Sunday 16th December 2012
quotequote all
Max_Torque said:
Ok, i'm going to try to say this in the simplest way i know how:
A gas turbine engine cannot ever be as efficient as a reciprocting piston engine in terms of converting fuel energy to useful work.
That must be why the country has so many large reciprocating piston engined powerplants.

Oh wait, there aren't any.

C


Scuffers

20,887 posts

275 months

Sunday 16th December 2012
quotequote all
CraigyMc said:
That must be why the country has so many large reciprocating piston engined powerplants.

Oh wait, there aren't any.

C
That's an economic argument, not an efficiency one.

To use the same argument, show me a container ship that's turbine ?

anonymous-user

55 months

Sunday 16th December 2012
quotequote all
CraigyMc said:
Max_Torque said:
Ok, i'm going to try to say this in the simplest way i know how:
A gas turbine engine cannot ever be as efficient as a reciprocting piston engine in terms of converting fuel energy to useful work.
That must be why the country has so many large reciprocating piston engined powerplants.

Oh wait, there aren't any.

C
Ok, i'm going to try one last time ;-)

Please go and look up "surface area to volume ratio" on Wiki or something similar. When you have understood the concepts contained, then you should have a good understanding why a turbine (be that internal or external combustion, i.e. gas turbine / steam turbine) is a good solution for power generation in the MW region, but not in the kW region.

Add in the fact that heat capture, via recuporators (or condensors for their steam brethren) can easily be packaged for a static large scale power generation system (try mounting a cooling tower on your roofrack for example ;-) and the fact that for power generation, high currents are to be avoided (I2R losses) so high voltage is good, and you want 50Hz AC, so the output shaft speeds of an ultra large reciprocating piston engine (~120rpm) are too low for any practically wound generator.

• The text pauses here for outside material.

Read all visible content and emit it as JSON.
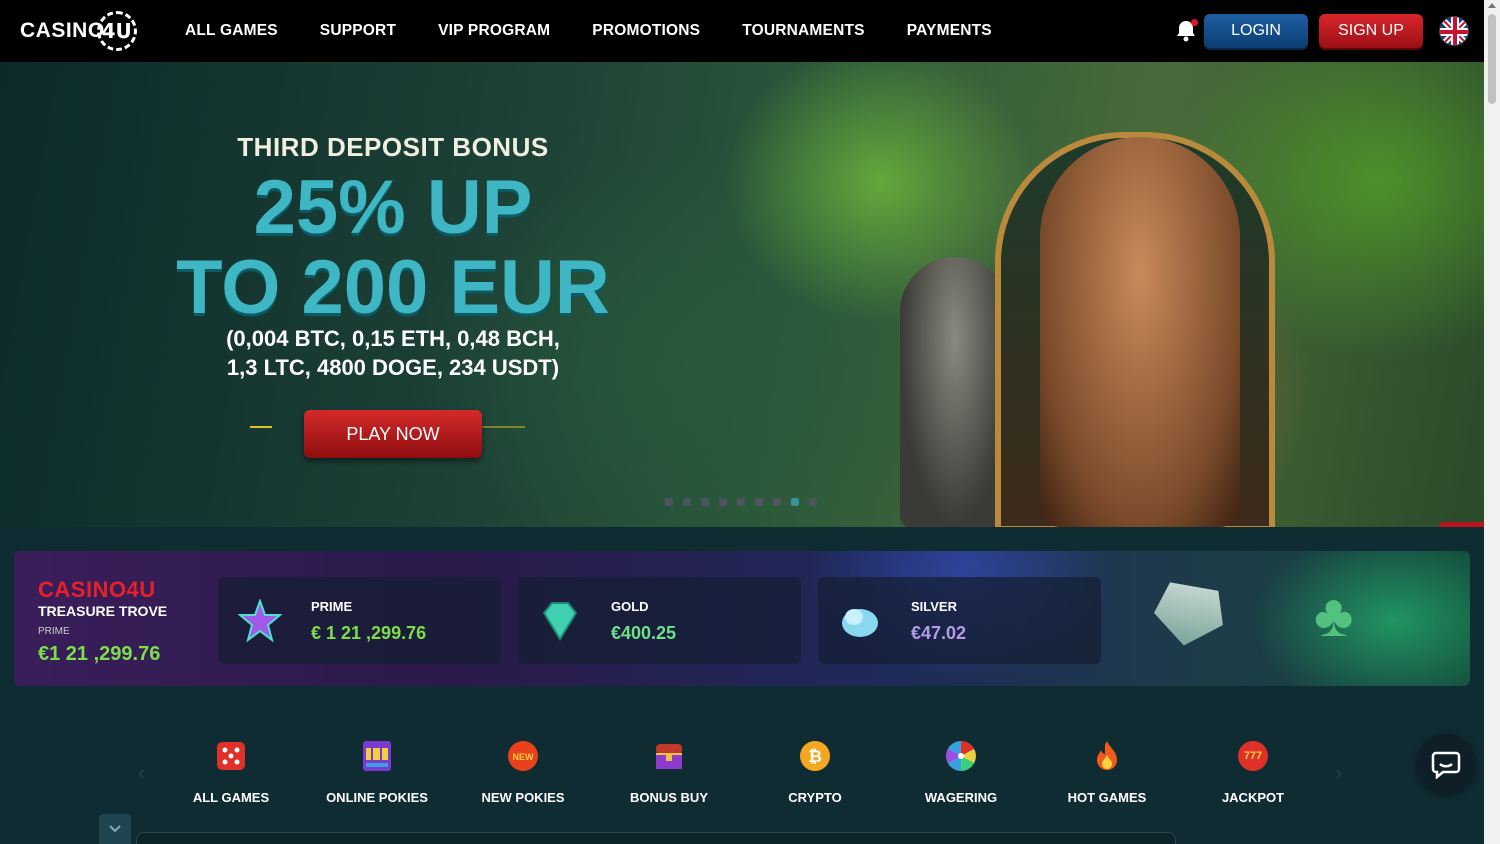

Finally, until now, the fuel for large scale generation has been cheap, coal, gas, and even oil. The bigger costs are the installation and running costs, where a turbine based plant scores again. But, with the prices for all fossil fuels on the increase, this is going to change, and efficiency will be the new watch word for power generation.

However, this still has absolutely nothing to do with the fact that for low power small scale generation, a gas turbine ISN'T as efficient as a reciprocation IC engine. Which i think, is where i came in ;-)

It also is an interesting excercise to calculate (or estimate) the "round trip" power losses for a series architecture Range extender powertrain (which a turbine has to be as it cannot drive the wheels directly). Hint, every energy conversion stage has a power loss, so the primary conversion (chemical fuel to work) needs to be efficient as possible to avoid the effects of the law of ever diminising returns.